Tuesday, February 1, 2011
Is your speech ready for takeoff? Are you sure?
Lack of attention to details can cause a speech to crash. Checklists are one good way to avoid catastrophes, like forgetting to bring or do something critical beforehand. Checklists are broader than packing lists that only describe what to bring.
Long ago I was a student glider pilot, so I knew that pilots routinely go through a preflight checklist before takeoff. Until I began reading Atul Gawande’s recent book, The Checklist Manifesto, I didn’t know when or how preflight lists began to be used.

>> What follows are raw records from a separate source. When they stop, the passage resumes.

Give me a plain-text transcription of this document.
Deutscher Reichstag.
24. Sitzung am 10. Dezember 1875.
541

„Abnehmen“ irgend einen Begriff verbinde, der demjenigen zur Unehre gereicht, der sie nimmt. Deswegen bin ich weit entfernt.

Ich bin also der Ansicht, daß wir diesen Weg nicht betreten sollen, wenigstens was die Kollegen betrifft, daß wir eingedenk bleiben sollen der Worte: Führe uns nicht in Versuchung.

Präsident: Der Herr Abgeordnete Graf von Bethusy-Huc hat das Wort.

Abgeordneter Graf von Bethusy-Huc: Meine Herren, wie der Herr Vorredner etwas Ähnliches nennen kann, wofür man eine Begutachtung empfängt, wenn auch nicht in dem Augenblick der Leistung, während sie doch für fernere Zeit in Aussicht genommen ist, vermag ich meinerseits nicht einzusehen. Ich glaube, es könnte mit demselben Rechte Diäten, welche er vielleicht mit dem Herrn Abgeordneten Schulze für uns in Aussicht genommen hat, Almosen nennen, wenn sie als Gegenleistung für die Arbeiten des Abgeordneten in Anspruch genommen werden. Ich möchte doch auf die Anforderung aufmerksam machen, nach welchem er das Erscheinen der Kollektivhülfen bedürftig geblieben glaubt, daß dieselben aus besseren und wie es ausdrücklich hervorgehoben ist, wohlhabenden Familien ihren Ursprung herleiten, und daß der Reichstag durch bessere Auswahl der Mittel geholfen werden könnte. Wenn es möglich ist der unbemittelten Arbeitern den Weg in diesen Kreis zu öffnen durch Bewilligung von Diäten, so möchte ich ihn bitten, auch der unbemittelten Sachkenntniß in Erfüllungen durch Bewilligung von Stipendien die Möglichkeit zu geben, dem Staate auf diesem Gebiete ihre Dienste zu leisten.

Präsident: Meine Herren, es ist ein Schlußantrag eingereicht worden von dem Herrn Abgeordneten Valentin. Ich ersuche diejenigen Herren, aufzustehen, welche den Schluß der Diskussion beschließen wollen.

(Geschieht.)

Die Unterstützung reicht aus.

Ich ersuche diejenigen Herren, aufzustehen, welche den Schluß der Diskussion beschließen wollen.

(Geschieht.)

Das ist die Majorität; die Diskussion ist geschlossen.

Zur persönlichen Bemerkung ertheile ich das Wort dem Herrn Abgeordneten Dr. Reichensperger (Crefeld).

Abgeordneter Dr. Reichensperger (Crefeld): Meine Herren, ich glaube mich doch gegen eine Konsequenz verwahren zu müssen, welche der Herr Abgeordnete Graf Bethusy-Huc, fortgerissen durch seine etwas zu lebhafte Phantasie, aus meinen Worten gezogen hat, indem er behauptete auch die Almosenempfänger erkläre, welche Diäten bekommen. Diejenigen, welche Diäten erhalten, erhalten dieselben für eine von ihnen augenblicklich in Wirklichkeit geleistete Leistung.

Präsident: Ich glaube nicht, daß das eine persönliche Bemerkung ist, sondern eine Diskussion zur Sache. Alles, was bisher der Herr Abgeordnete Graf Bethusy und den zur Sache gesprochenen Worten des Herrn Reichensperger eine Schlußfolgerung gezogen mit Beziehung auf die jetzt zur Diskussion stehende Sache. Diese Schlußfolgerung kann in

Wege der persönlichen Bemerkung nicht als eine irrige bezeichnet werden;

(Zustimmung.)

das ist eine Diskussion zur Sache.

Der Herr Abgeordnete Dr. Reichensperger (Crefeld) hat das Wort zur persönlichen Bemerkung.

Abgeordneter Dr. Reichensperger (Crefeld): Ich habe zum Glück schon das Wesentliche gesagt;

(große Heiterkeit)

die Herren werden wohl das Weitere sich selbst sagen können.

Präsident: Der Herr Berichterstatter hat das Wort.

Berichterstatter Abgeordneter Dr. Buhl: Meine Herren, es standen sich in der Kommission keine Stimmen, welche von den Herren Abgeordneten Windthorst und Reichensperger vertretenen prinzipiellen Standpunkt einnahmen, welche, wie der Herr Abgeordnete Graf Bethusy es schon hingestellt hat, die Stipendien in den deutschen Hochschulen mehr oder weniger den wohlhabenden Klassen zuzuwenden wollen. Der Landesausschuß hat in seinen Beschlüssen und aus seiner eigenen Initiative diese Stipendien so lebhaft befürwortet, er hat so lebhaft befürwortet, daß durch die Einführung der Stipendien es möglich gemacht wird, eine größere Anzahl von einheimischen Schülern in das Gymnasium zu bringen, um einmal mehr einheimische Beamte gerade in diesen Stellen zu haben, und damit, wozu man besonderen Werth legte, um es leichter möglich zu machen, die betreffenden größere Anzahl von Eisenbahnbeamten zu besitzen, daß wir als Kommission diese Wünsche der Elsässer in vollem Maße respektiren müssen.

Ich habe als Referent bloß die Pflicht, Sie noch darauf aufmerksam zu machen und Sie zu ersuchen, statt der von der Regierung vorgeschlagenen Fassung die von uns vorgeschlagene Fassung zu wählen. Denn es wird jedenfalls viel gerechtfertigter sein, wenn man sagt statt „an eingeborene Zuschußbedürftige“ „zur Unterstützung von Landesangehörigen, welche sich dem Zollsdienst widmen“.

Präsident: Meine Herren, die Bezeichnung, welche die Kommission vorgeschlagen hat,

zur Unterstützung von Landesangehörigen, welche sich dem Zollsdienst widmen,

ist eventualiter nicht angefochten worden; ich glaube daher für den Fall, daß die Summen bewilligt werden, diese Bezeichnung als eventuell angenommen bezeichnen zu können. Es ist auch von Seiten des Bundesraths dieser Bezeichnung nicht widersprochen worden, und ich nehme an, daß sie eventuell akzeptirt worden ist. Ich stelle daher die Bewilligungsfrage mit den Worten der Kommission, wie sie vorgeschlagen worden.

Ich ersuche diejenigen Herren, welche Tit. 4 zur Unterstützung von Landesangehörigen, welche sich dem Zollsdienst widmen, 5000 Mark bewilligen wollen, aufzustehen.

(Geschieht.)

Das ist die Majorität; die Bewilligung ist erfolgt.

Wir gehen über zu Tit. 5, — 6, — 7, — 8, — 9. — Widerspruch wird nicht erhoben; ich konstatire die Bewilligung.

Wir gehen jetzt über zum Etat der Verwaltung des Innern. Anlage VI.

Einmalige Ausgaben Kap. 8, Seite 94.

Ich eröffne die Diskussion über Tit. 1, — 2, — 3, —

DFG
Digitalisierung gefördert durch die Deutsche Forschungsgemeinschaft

Back in 1935 a very experienced Army Air Corps pilot evaluating a Boeing prototype that became the B-17 Flying Fortress bomber stalled and crashed it just after takeoff. The plane burned, and he died. What went wrong?
Investigation revealed he had forgotten a crucial detail - removing the gust lock that prevented the control surfaces from moving while the plane was parked. You can read reviews of Gawande’s book here and here. He learned about checklists from Boeing.
The solution for flying the B-17 was having a written checklist covering what needed to be done before takeoff. Otherwise the pilot might get so wrapped up in getting four engines running smoothly that he skipped another crucial detail.
Many speakers have discussed the use of checklists. Scott Berkun just blogged about one. Last year Fred E. Miller had one, and John Zimmer had one with an addendum. In 2009 Nick Morgan and Denise Graveline posted theirs. Even earlier Tom Antion and Dave Paradi published theirs. There is a Checklist for Checklists that can be used to develop one of your own.
Consumables like batteries for a presentation remote and a laser pointer are important items to check before you head out. Those items and their batteries live in the plastic file box that holds my projector. So does the VGA cable for connecting the laptop, and an extension cord with a three-plug adapter for the projector and laptop. There also is a small piece of 2x4” lumber for tilting the projector upwards. (You can’t depend on finding a handy ashtray anymore!) If I had a Mac laptop rather than a PC, then I also would carry an adapter cable for VGA. Similarly, if I was headed for a historical building (like an old church) I would be sure to carry a 2-prong adapter so I could plug my extension cord into a vintage electrical outlet.